Year
2026
Client
Personal R&D
Category
AI Infrastructure / Systems Design
Product Duration
In Progress
Modern codebases are stored as repeated file snapshots where every commit duplicates unchanged functions, every RAG pipeline re-embeds the same logic. The result is bloated vector stores, noisy retrieval, and line-based diffs that cannot reason about what actually changed. SCC was built to fix the foundation.
SCC works by running every repository through a multi-stage ingestion pipeline: language detection, AST parsing via Tree-sitter, semantic chunk extraction by type (functions, classes, imports, interfaces, config blocks), and dual-form normalization thereby producing both an exact source for lossless reconstruction and a canonical form for stable identity hashing. Each chunk gets a unique ID, a canonical hash, a compressed exact source, and an embedding.

Every unique chunk is stored in a per-repo dictionary keyed by canonical hash. The dictionary holds: chunk ID, language, type, symbol name, path hints, AST summary, dependency edges in and out, and the embedding vector. Files are not stored whole, they are represented as ordered sequences of chunk IDs plus raw glue segments, keeping reconstruction fully lossless.

On top of the chunk store, SCC enables semantic commits. A commit is a file manifest where each file is a sequence of chunk references and raw glue. Diffs surface at the semantic unit level first: unchanged functions are trivially skipped, changed functions are flagged by chunk ID, and merge conflicts are scoped to the exact function rather than a raw line range. This gives both a semantic diff and a textual diff within the changed chunk.

For retrieval, SCC acts as a deduplication and indexing layer beneath vector search. If the same helper function appears 15 times across a repo, it gets one embedding — not fifteen. Retrieval returns chunk IDs, which are then materialized into exact source on demand. The retrieval pipeline is hybrid: vector search, symbol search, path search, and dependency graph expansion are combined before ranking.

Backend: Node.js and TypeScript, Express, PostgreSQL with pgvector for chunk embeddings, Redis for queuing and caching, and object storage for compressed chunk blobs. Parsing: Tree-sitter for multi-language AST extraction. Schema: chunks, chunk_occurrences, dependency_edges, manifests, and manifest_entries fully normalized with separate metadata and blob storage layers.

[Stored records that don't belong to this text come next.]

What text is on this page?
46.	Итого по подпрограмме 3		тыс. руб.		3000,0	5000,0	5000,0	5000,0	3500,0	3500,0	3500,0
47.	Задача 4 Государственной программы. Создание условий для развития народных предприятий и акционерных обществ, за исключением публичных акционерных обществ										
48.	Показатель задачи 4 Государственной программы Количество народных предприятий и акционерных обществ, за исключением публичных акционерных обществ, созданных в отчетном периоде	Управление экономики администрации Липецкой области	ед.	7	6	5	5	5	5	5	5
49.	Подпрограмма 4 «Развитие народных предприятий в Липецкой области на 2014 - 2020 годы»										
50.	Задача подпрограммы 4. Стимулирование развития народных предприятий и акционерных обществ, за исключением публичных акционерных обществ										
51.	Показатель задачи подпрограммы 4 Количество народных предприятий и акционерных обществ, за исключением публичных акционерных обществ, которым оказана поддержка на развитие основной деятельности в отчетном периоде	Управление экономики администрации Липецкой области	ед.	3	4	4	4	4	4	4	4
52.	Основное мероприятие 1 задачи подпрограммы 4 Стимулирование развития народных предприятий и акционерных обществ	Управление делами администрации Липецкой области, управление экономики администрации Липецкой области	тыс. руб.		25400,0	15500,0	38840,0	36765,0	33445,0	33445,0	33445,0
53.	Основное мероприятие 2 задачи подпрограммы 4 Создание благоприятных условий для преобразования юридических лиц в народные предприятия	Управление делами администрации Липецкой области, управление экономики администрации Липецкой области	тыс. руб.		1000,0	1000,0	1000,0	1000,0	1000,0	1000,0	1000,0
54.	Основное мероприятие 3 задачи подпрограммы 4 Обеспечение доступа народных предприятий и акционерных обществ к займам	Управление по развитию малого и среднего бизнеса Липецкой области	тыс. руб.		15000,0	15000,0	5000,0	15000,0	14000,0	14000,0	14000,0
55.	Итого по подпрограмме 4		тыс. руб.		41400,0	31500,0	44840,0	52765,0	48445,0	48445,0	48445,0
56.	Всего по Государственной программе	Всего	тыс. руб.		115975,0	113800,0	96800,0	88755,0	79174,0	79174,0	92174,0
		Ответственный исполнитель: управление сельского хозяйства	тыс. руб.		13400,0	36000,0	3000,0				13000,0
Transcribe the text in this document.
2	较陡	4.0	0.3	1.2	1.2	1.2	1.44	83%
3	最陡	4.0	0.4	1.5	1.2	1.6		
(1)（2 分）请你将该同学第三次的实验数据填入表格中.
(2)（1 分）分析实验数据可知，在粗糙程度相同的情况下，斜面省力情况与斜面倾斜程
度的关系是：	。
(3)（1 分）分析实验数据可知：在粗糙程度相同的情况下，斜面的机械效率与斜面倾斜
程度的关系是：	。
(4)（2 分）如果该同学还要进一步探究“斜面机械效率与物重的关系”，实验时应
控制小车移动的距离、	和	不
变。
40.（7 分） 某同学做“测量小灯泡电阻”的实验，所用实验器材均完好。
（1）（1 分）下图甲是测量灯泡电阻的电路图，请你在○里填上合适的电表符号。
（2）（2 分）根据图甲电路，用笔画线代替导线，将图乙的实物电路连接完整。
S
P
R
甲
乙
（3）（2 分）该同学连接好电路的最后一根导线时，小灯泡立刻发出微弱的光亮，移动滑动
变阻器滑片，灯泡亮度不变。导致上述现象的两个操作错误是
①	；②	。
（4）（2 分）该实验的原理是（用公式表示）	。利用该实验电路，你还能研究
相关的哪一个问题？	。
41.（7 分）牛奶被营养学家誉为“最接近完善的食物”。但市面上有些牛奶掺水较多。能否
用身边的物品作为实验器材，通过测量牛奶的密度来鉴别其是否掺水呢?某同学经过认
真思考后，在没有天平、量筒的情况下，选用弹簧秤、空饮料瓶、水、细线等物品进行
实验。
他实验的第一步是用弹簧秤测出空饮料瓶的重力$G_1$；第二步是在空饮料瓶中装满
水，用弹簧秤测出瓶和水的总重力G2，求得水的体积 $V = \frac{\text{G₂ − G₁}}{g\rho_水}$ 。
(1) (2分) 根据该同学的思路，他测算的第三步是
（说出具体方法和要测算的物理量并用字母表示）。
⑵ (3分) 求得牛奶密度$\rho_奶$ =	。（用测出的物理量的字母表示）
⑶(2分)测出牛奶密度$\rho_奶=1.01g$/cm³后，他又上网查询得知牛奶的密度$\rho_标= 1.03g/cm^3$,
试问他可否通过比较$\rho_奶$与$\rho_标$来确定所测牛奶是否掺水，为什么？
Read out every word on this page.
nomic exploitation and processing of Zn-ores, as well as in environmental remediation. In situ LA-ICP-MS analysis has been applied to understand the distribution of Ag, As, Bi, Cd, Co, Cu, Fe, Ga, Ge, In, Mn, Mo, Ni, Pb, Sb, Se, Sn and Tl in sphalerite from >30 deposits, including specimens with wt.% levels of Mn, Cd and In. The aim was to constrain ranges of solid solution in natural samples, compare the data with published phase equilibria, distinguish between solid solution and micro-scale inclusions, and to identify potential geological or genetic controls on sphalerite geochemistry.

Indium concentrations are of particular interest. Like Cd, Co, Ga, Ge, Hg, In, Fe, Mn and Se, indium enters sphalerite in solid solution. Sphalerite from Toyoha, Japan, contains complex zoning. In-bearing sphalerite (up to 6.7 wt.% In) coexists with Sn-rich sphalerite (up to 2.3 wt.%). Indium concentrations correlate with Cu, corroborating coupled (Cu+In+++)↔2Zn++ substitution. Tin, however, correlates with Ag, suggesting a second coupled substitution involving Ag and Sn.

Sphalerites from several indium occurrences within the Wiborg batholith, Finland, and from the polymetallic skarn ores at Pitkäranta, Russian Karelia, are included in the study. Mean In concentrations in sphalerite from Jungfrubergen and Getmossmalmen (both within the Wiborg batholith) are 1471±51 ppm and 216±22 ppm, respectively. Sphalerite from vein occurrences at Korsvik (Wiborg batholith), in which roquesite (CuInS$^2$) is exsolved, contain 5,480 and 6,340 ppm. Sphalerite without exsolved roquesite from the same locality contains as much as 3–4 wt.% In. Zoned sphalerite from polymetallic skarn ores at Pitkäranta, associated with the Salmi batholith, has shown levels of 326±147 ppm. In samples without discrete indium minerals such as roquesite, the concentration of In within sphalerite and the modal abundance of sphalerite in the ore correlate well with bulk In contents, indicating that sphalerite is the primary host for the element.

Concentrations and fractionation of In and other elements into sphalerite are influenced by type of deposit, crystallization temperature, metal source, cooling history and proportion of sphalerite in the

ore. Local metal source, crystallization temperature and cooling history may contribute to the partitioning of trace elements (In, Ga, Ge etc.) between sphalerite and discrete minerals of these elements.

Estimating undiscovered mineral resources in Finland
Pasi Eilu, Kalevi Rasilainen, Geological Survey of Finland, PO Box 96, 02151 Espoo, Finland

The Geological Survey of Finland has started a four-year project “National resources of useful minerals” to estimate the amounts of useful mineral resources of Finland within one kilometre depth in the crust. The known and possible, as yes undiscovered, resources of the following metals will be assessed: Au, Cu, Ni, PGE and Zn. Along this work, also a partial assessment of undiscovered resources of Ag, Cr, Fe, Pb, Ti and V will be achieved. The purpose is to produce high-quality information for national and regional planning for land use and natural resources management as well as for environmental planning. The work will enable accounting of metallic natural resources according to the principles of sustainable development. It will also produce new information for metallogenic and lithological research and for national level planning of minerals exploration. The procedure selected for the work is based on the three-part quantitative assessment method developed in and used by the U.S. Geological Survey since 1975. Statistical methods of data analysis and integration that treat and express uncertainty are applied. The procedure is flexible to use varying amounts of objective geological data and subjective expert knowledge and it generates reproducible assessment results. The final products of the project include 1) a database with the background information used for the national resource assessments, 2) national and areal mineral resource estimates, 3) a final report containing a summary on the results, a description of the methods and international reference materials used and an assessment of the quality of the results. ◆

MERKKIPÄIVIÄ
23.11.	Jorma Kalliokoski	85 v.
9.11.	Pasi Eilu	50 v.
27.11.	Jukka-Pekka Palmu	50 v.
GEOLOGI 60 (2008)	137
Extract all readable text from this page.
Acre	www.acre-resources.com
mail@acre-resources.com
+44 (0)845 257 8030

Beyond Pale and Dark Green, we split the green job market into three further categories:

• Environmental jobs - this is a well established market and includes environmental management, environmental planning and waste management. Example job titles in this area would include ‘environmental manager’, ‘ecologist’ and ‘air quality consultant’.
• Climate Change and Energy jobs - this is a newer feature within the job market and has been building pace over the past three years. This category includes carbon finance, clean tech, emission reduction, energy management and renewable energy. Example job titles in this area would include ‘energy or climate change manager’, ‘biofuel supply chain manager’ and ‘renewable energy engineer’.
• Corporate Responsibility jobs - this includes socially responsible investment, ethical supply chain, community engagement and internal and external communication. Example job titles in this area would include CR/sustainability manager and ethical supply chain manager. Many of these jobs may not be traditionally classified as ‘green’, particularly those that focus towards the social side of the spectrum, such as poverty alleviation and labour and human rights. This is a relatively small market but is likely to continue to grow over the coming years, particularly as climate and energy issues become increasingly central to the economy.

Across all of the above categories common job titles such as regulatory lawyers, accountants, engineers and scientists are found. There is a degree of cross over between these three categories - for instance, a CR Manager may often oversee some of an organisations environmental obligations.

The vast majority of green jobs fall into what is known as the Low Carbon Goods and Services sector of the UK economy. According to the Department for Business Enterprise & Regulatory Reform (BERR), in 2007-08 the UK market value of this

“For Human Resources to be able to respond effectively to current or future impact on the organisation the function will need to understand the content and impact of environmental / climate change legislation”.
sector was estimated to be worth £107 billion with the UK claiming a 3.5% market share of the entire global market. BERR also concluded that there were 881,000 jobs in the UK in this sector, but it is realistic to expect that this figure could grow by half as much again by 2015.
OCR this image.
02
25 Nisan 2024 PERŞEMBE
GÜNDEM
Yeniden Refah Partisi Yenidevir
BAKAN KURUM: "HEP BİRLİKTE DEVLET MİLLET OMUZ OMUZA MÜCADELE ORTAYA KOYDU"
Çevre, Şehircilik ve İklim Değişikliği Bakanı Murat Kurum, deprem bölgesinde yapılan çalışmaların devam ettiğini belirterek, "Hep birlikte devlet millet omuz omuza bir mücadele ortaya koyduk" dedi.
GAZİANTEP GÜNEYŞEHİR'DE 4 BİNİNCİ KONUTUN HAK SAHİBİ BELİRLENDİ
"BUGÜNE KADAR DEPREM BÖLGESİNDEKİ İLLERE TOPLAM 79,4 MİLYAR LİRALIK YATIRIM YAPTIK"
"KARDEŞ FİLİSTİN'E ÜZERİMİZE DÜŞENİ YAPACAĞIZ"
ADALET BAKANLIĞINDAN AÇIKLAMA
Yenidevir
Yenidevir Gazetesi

On a representative mid-size repo: 18,904 semantic chunks found across 4,281 files, with 11,622 unique chunks after deduplication a 38.5% embedding reduction before any queries are run. Analytics and summary cache entries are keyed by chunk ID, giving near-zero recomputation cost for repeated retrievals. This is slightly theoretical

Built entirely solo as a research and infrastructure project. SCC is designed in three build phases: Phase 1 is the RAG-focused chunk store (current); Phase 2 adds semantic diff and function-level history on top of Git; Phase 3 replaces Git's file snapshot store with a native chunk manifest store. The engine is also incorporated as the core retrieval layer in Gity, a semantic developer tool in development.